[Alain Baraton, «La main verte», France Inter, 16 novembre 2013]
« …C’est l’histoire d’un homme qui revient dans le village de ses aïeux et qui décrit la campagne avoisinante*, les travaux qu’il entreprend dans sa propriété, les allées et venues d’une camionnette mystérieuse…
Tout ça c’est fabuleux, c’est joliment écrit, la description de la campagne est faite avec un talent inoui.
J’ai pris un plaisir à lire ce livre, vous n’avez pas idée… Ce livre est véritablement un petit bijou. Je ne parle jamais de romans mais là vraiment c’est sublime. »
[Le Matricule des anges, n° 147, octobre 2013.]

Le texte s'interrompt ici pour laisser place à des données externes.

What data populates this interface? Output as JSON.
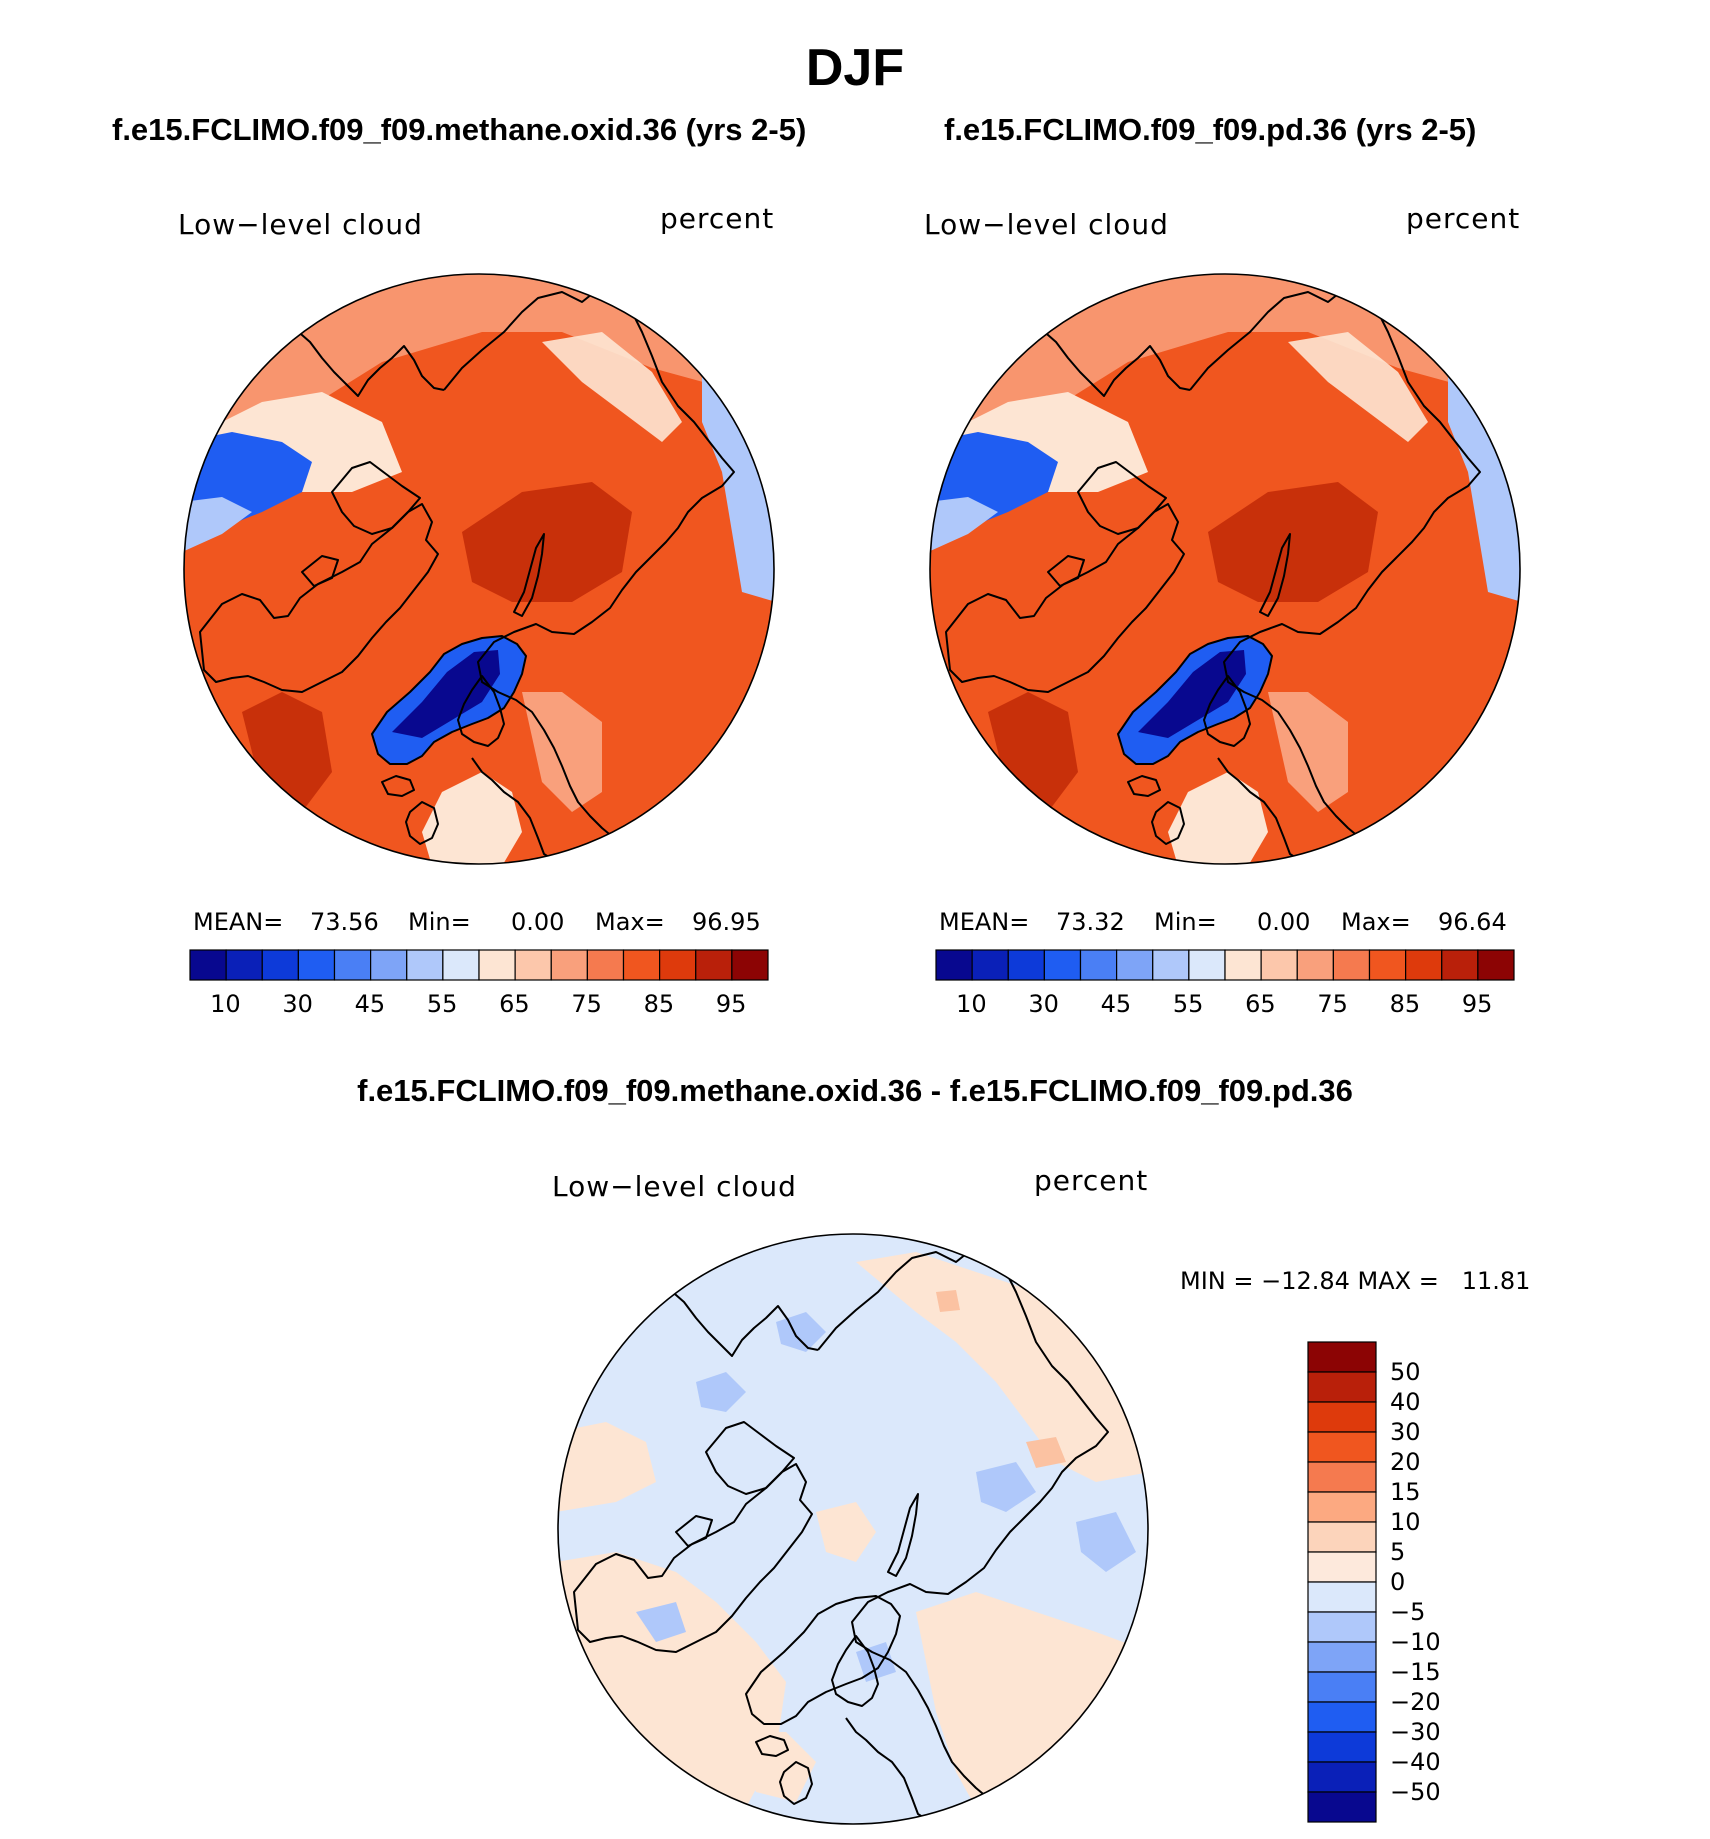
{
  "figure": {
    "season_title": "DJF",
    "diff_title": "f.e15.FCLIMO.f09_f09.methane.oxid.36 - f.e15.FCLIMO.f09_f09.pd.36"
  },
  "panels": [
    {
      "case_title": "f.e15.FCLIMO.f09_f09.methane.oxid.36 (yrs 2-5)",
      "variable": "Low−level cloud",
      "units": "percent",
      "mean_label": "MEAN=",
      "mean": "73.56",
      "min_label": "Min=",
      "min": "0.00",
      "max_label": "Max=",
      "max": "96.95"
    },
    {
      "case_title": "f.e15.FCLIMO.f09_f09.pd.36 (yrs 2-5)",
      "variable": "Low−level cloud",
      "units": "percent",
      "mean_label": "MEAN=",
      "mean": "73.32",
      "min_label": "Min=",
      "min": "0.00",
      "max_label": "Max=",
      "max": "96.64"
    }
  ],
  "diff_panel": {
    "variable": "Low−level cloud",
    "units": "percent",
    "range_text": "MIN = −12.84 MAX =   11.81"
  },
  "chart_data": [
    {
      "type": "heatmap",
      "projection": "north polar stereographic",
      "title": "f.e15.FCLIMO.f09_f09.methane.oxid.36 (yrs 2-5)",
      "variable": "Low-level cloud",
      "units": "percent",
      "mean": 73.56,
      "min": 0.0,
      "max": 96.95,
      "colorbar_levels": [
        5,
        10,
        20,
        30,
        40,
        45,
        50,
        55,
        60,
        65,
        70,
        75,
        80,
        85,
        90,
        95
      ],
      "colorbar_tick_labels": [
        "10",
        "30",
        "45",
        "55",
        "65",
        "75",
        "85",
        "95"
      ]
    },
    {
      "type": "heatmap",
      "projection": "north polar stereographic",
      "title": "f.e15.FCLIMO.f09_f09.pd.36 (yrs 2-5)",
      "variable": "Low-level cloud",
      "units": "percent",
      "mean": 73.32,
      "min": 0.0,
      "max": 96.64,
      "colorbar_levels": [
        5,
        10,
        20,
        30,
        40,
        45,
        50,
        55,
        60,
        65,
        70,
        75,
        80,
        85,
        90,
        95
      ],
      "colorbar_tick_labels": [
        "10",
        "30",
        "45",
        "55",
        "65",
        "75",
        "85",
        "95"
      ]
    },
    {
      "type": "heatmap",
      "projection": "north polar stereographic",
      "title": "f.e15.FCLIMO.f09_f09.methane.oxid.36 - f.e15.FCLIMO.f09_f09.pd.36",
      "variable": "Low-level cloud",
      "units": "percent",
      "min": -12.84,
      "max": 11.81,
      "colorbar_levels": [
        50,
        40,
        30,
        20,
        15,
        10,
        5,
        0,
        -5,
        -10,
        -15,
        -20,
        -30,
        -40,
        -50
      ],
      "colorbar_tick_labels": [
        "50",
        "40",
        "30",
        "20",
        "15",
        "10",
        "5",
        "0",
        "−5",
        "−10",
        "−15",
        "−20",
        "−30",
        "−40",
        "−50"
      ]
    }
  ],
  "palettes": {
    "absolute": [
      "#08088f",
      "#0a20b8",
      "#0d3ad9",
      "#1f5df2",
      "#4a7ff5",
      "#7ea4f7",
      "#afc8fa",
      "#dbe8fb",
      "#fde5d3",
      "#fcc7ab",
      "#f9a07c",
      "#f57a4f",
      "#f0561f",
      "#de3a0c",
      "#b9200a",
      "#8c0404"
    ],
    "difference": [
      "#8c0404",
      "#b9200a",
      "#de3a0c",
      "#f0561f",
      "#f57a4f",
      "#fca981",
      "#fcd4bb",
      "#fde9dc",
      "#dbe8fb",
      "#afc8fa",
      "#7ea4f7",
      "#4a7ff5",
      "#1f5df2",
      "#0d3ad9",
      "#0a20b8",
      "#08088f"
    ],
    "map": {
      "ocean_red": "#f0561f",
      "dark_red": "#c8300a",
      "light_red": "#f9a07c",
      "pale": "#fde5d3",
      "blue": "#1f5df2",
      "dark_blue": "#08088f",
      "light_blue": "#afc8fa",
      "diff_pale_blue": "#dbe8fb",
      "diff_pale_red": "#fde5d3",
      "diff_blue": "#9db9f6",
      "diff_red": "#fbc2a2",
      "coast": "#000000"
    }
  }
}
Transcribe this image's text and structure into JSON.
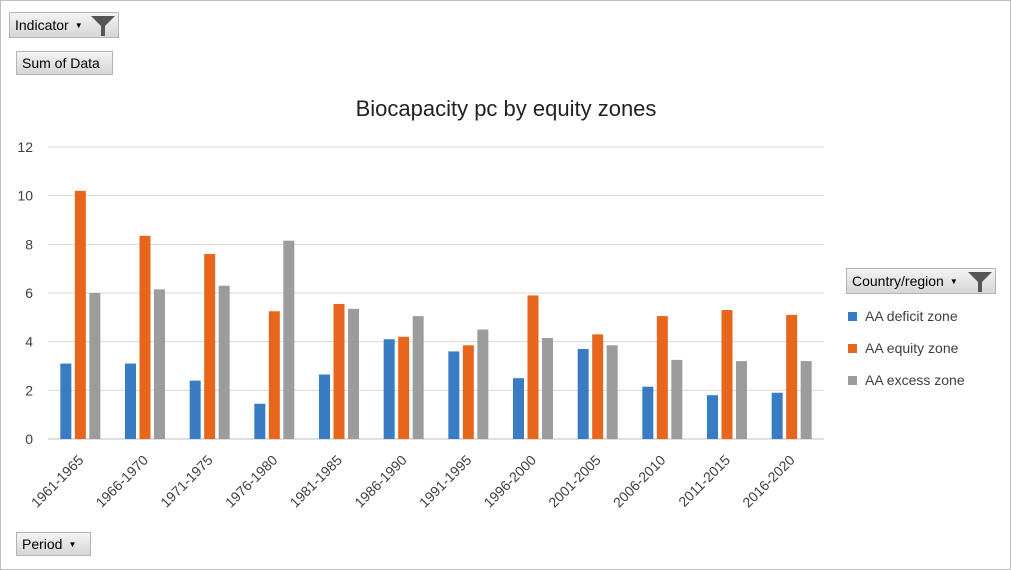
{
  "filters": {
    "indicator_label": "Indicator",
    "sum_label": "Sum of Data",
    "period_label": "Period",
    "legend_field_label": "Country/region"
  },
  "colors": {
    "deficit": "#3a7cc4",
    "equity": "#e8661c",
    "excess": "#9c9c9c",
    "grid": "#d9d9d9",
    "axis_text": "#404040"
  },
  "chart_data": {
    "type": "bar",
    "title": "Biocapacity pc by equity zones",
    "xlabel": "",
    "ylabel": "",
    "ylim": [
      0,
      12
    ],
    "yticks": [
      0,
      2,
      4,
      6,
      8,
      10,
      12
    ],
    "grid": true,
    "legend_position": "right",
    "categories": [
      "1961-1965",
      "1966-1970",
      "1971-1975",
      "1976-1980",
      "1981-1985",
      "1986-1990",
      "1991-1995",
      "1996-2000",
      "2001-2005",
      "2006-2010",
      "2011-2015",
      "2016-2020"
    ],
    "series": [
      {
        "name": "AA deficit zone",
        "color_key": "deficit",
        "values": [
          3.1,
          3.1,
          2.4,
          1.45,
          2.65,
          4.1,
          3.6,
          2.5,
          3.7,
          2.15,
          1.8,
          1.9
        ]
      },
      {
        "name": "AA equity zone",
        "color_key": "equity",
        "values": [
          10.2,
          8.35,
          7.6,
          5.25,
          5.55,
          4.2,
          3.85,
          5.9,
          4.3,
          5.05,
          5.3,
          5.1
        ]
      },
      {
        "name": "AA excess zone",
        "color_key": "excess",
        "values": [
          6.0,
          6.15,
          6.3,
          8.15,
          5.35,
          5.05,
          4.5,
          4.15,
          3.85,
          3.25,
          3.2,
          3.2
        ]
      }
    ]
  }
}
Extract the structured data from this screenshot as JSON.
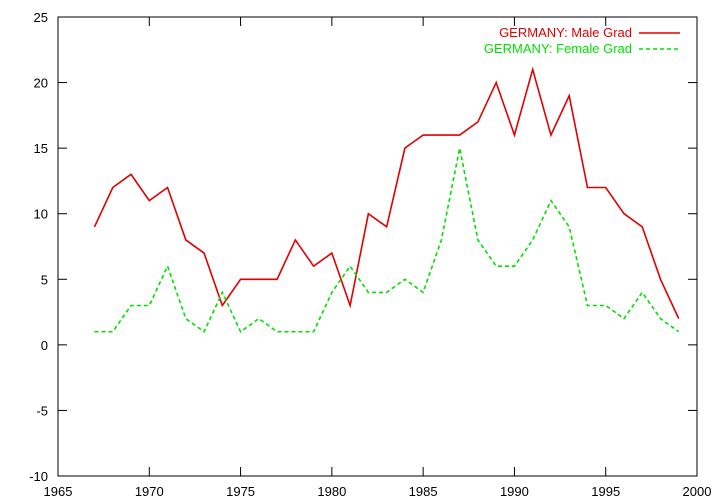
{
  "chart_data": {
    "type": "line",
    "title": "",
    "xlabel": "",
    "ylabel": "",
    "xlim": [
      1965,
      2000
    ],
    "ylim": [
      -10,
      25
    ],
    "xticks": [
      1965,
      1970,
      1975,
      1980,
      1985,
      1990,
      1995,
      2000
    ],
    "yticks": [
      -10,
      -5,
      0,
      5,
      10,
      15,
      20,
      25
    ],
    "grid": false,
    "legend_position": "top-right",
    "x": [
      1967,
      1968,
      1969,
      1970,
      1971,
      1972,
      1973,
      1974,
      1975,
      1976,
      1977,
      1978,
      1979,
      1980,
      1981,
      1982,
      1983,
      1984,
      1985,
      1986,
      1987,
      1988,
      1989,
      1990,
      1991,
      1992,
      1993,
      1994,
      1995,
      1996,
      1997,
      1998,
      1999
    ],
    "series": [
      {
        "name": "GERMANY: Male Grad",
        "color": "#e00000",
        "style": "solid",
        "values": [
          9,
          12,
          13,
          11,
          12,
          8,
          7,
          3,
          5,
          5,
          5,
          8,
          6,
          7,
          3,
          10,
          9,
          15,
          16,
          16,
          16,
          17,
          20,
          16,
          21,
          16,
          19,
          12,
          12,
          10,
          9,
          5,
          2
        ]
      },
      {
        "name": "GERMANY: Female Grad",
        "color": "#00e000",
        "style": "dashed",
        "values": [
          1,
          1,
          3,
          3,
          6,
          2,
          1,
          4,
          1,
          2,
          1,
          1,
          1,
          4,
          6,
          4,
          4,
          5,
          4,
          8,
          15,
          8,
          6,
          6,
          8,
          11,
          9,
          3,
          3,
          2,
          4,
          2,
          1
        ]
      }
    ]
  }
}
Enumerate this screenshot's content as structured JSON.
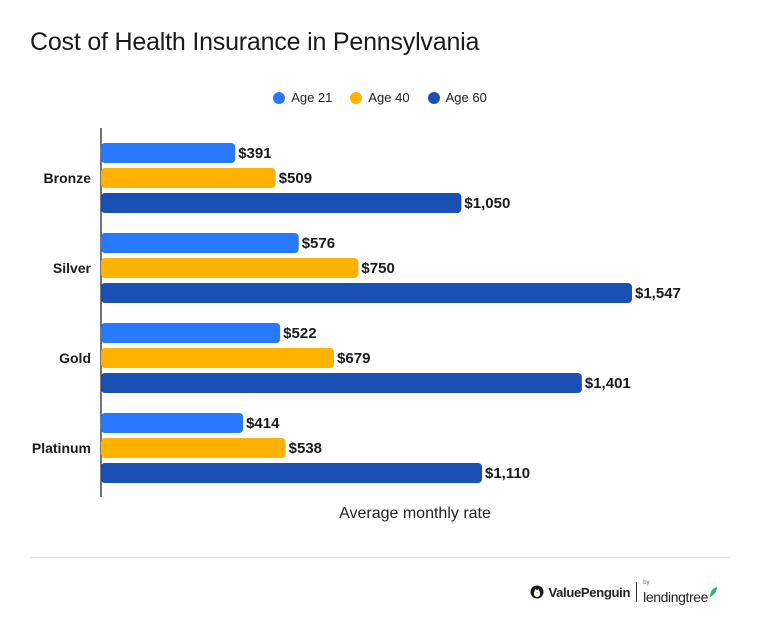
{
  "title": "Cost of Health Insurance in Pennsylvania",
  "colors": {
    "age21": "#2979ff",
    "age40": "#ffb300",
    "age60": "#1a4fb3"
  },
  "footer": {
    "brand1": "ValuePenguin",
    "brand2_prefix": "by",
    "brand2": "lendingtree"
  },
  "chart_data": {
    "type": "bar",
    "orientation": "horizontal",
    "categories": [
      "Bronze",
      "Silver",
      "Gold",
      "Platinum"
    ],
    "series": [
      {
        "name": "Age 21",
        "values": [
          391,
          576,
          522,
          414
        ],
        "labels": [
          "$391",
          "$576",
          "$522",
          "$414"
        ]
      },
      {
        "name": "Age 40",
        "values": [
          509,
          750,
          679,
          538
        ],
        "labels": [
          "$509",
          "$750",
          "$679",
          "$538"
        ]
      },
      {
        "name": "Age 60",
        "values": [
          1050,
          1547,
          1401,
          1110
        ],
        "labels": [
          "$1,050",
          "$1,547",
          "$1,401",
          "$1,110"
        ]
      }
    ],
    "title": "Cost of Health Insurance in Pennsylvania",
    "xlabel": "Average monthly rate",
    "ylabel": "",
    "xlim": [
      0,
      1800
    ],
    "grid": false,
    "legend": "top-center"
  }
}
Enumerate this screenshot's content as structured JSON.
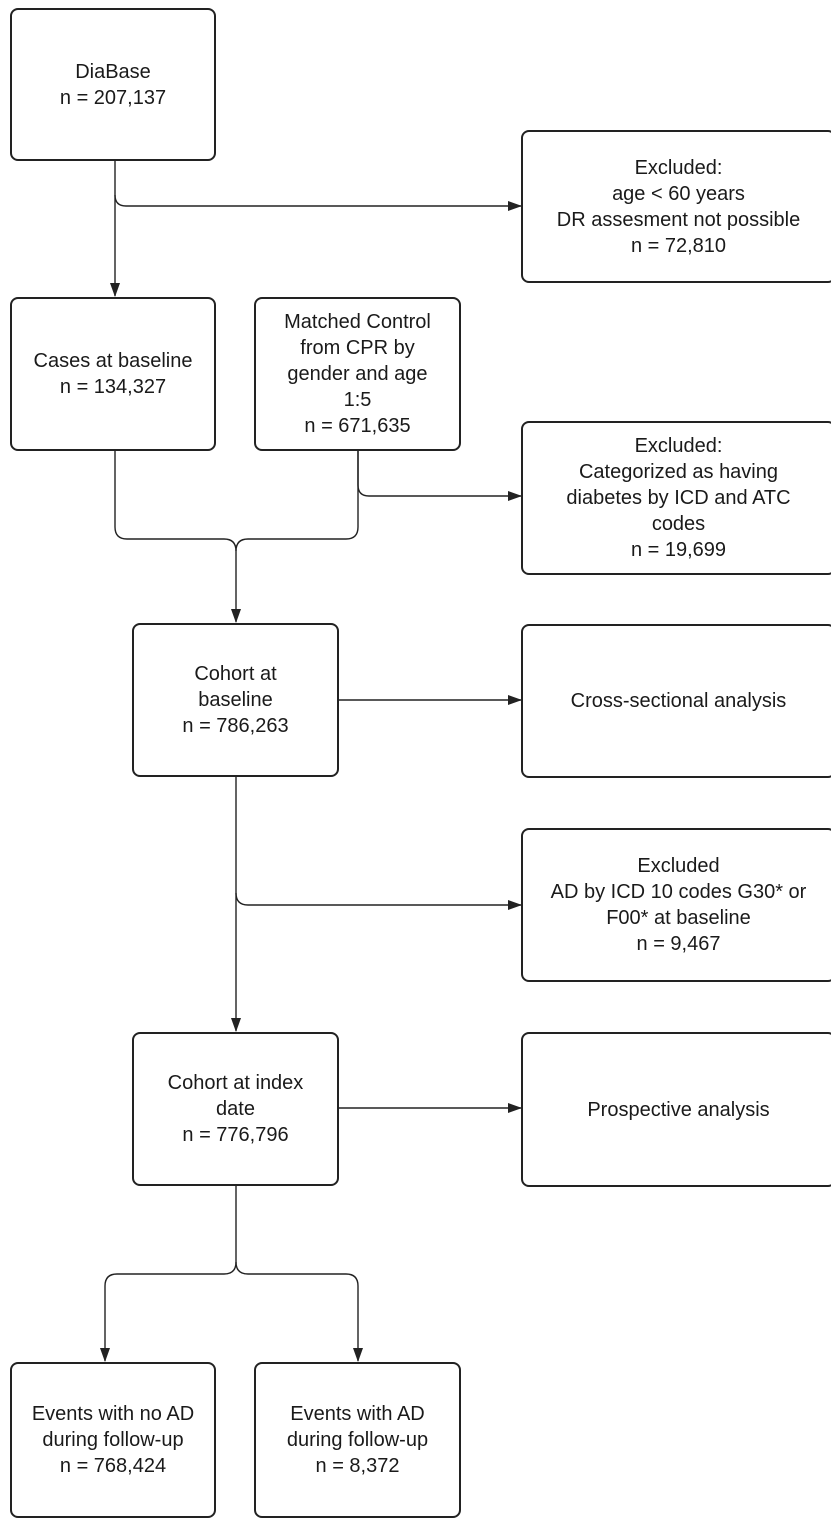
{
  "boxes": {
    "diabase": {
      "lines": [
        "DiaBase",
        "n = 207,137"
      ]
    },
    "excluded_age": {
      "lines": [
        "Excluded:",
        "age < 60 years",
        "DR assesment not possible",
        "n = 72,810"
      ]
    },
    "cases_baseline": {
      "lines": [
        "Cases at baseline",
        "n = 134,327"
      ]
    },
    "matched_control": {
      "lines": [
        "Matched Control",
        "from CPR by",
        "gender and age",
        "1:5",
        "n = 671,635"
      ]
    },
    "excluded_diabetes": {
      "lines": [
        "Excluded:",
        "Categorized as having",
        "diabetes by ICD and ATC",
        "codes",
        "n = 19,699"
      ]
    },
    "cohort_baseline": {
      "lines": [
        "Cohort at",
        "baseline",
        "n = 786,263"
      ]
    },
    "cross_sectional": {
      "lines": [
        "Cross-sectional analysis"
      ]
    },
    "excluded_ad": {
      "lines": [
        "Excluded",
        "AD by ICD 10 codes G30* or",
        "F00* at baseline",
        "n = 9,467"
      ]
    },
    "cohort_index": {
      "lines": [
        "Cohort at index",
        "date",
        "n = 776,796"
      ]
    },
    "prospective": {
      "lines": [
        "Prospective analysis"
      ]
    },
    "events_no_ad": {
      "lines": [
        "Events with no AD",
        "during follow-up",
        "n = 768,424"
      ]
    },
    "events_ad": {
      "lines": [
        "Events with AD",
        "during follow-up",
        "n = 8,372"
      ]
    }
  }
}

La couverture balance entre rose framboise et gris de nulle part, le titre oscille entre décasyllabe dérivé d'un haïku made in France et mystérieuse moitié de prescription pour des jardiniers amateurs. Rien de franchement bucolique pourtant dans ce livre attachant de Xavier Gardette. Cent jours après la floraison des lys est le récit un rien bourru (« On ébouillante les tégénaires, on assourdit les taupes. Quel programme. »), un rien poétique (« C’est le temps des cerises. Un ciel de vent fou met à bas les Montmorency rosissant à peine. Ou bien sont-ce Reverchon, Bigarreaux, Napoléon, Cœur de pigeon, je ne saurais dire. ») du temps qui passe et de l'espace qui se métamorphose dans un hameau de la Nièvre. Le narrateur, qui doit avoir plus d'un cran de parenté avec l'auteur, n'est ni un néo-rural gaga, ni un paysan enraciné, juste un homme en répit, qui s'efforce, joliment, maladroitement, de donner son « intelligibilité » au monde qui s'offre, pas souvent comme une offrande, à son regard. C'est un solitaire plein de sollicitude, une « bernique fatiguée qui trouve son rocher et s y empoisse », « de la paroisse qui ne cueille pas les fleurs sauvages », et qui traque les lézardes dans son toit comme l'arrivée du printemps ou de ses furtifs voisins. Le hameau, ses pèlerins, ses pressés, ses personnages d'un autre âge (Célimène, Polydore, Pandolphe…), ses « arcandiers » (comprendre « glandus »), ses roses trémières et ses renards pas malins (pour ne pas mentionner l'inévitable séquence d'écorchage de lapin en chaussettes)… Mais cette campagne ne tourne pas si rond : l'irruption répétée d'un camion blanc sans marque d'immatriculation éveille les interprétations et les peurs les plus folles (« Même dans les noyaux cachés de pauvreté rurale baignée d'alccool on sait dire les bornes quand on a oubli éle reste. »), la visite des émissaires de la modernité et autres « Wisigoths de la Préfecture », la rencontre avec un ragondin ou une fée en salopette font basculer le récit dans la fantaisie et la chronique grinçante. Manière d'égrener les saisons, d'écrire malgré tout la durée du sablier, d'habiter le monde. Une bolée d'humour et d'humilité. Presque rien.